Wednesday, January 25, 2006

Fraudulent memoirs and disability

In the aftermath of the James Frey uproar, other stranger-than-fiction memoirs are turning out to be more fiction than fact. The latest such exposure reaches into the literature of disability: a Navajo author who wrote books about raising an adopted son with fetal alcohol syndrome, about caring for another adopted son with AIDS, and having other experiences with disability, turns out not to be Navajo, and not to have raised such sons. The LA Weekly has the whole sordid--really sordid--tale of deceit (thanks to Ralph Luker at Cliopatria for the tip on this one). Readers weren't the only ones fooled; "Nasdijj" the writer (aka Tim Barrus) won prestigious literary awards and glowing reviews in major newspapers. This scandal has a disability-blogging angle, too--apparently Barrus's wife ran an autism blog.
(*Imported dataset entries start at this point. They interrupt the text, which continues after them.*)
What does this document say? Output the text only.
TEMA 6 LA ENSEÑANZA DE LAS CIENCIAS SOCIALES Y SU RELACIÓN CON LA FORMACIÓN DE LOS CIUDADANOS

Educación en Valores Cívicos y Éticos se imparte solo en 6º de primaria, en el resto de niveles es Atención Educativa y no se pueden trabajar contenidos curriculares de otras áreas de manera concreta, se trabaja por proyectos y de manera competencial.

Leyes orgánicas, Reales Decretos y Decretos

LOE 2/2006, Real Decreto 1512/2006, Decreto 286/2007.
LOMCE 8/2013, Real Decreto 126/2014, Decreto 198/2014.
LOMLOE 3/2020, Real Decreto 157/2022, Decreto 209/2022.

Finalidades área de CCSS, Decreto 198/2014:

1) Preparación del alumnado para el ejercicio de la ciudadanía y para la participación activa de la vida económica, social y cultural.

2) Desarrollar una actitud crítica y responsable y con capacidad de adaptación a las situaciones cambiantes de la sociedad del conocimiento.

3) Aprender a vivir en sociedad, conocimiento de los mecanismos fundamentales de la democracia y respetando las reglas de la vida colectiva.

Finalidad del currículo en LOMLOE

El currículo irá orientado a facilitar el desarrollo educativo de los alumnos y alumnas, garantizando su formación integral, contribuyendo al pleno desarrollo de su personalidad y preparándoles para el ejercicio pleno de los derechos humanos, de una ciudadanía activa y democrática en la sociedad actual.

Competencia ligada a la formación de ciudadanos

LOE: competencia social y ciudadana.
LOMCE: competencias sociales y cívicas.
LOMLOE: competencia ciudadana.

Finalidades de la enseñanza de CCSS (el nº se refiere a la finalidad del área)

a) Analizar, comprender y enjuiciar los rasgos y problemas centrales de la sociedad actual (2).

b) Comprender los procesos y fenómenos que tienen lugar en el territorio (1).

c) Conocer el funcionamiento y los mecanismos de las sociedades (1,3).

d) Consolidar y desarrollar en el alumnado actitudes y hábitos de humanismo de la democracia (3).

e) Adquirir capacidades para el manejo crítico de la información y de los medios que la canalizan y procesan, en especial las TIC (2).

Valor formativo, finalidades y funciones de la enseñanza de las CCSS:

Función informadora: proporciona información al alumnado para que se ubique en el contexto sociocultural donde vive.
If you're interested in exploring more about disability and life-writing, you can't go wrong with G. Thomas Couser's books, Vulnerable Subjects: Ethics and Life Writing (Cornell University Press 2004), and Recovering Bodies: Illness, Disability, and Life Writing (University of Wisconsin Press 1997), or any of his journal articles on the same subject. If you've ever read a disability-themed biography or parenting memoir that felt somehow "wrong," Couser can probably explain why it had that effect, and then proceed to point out ten other ethical missteps in the book that maybe you hadn't caught.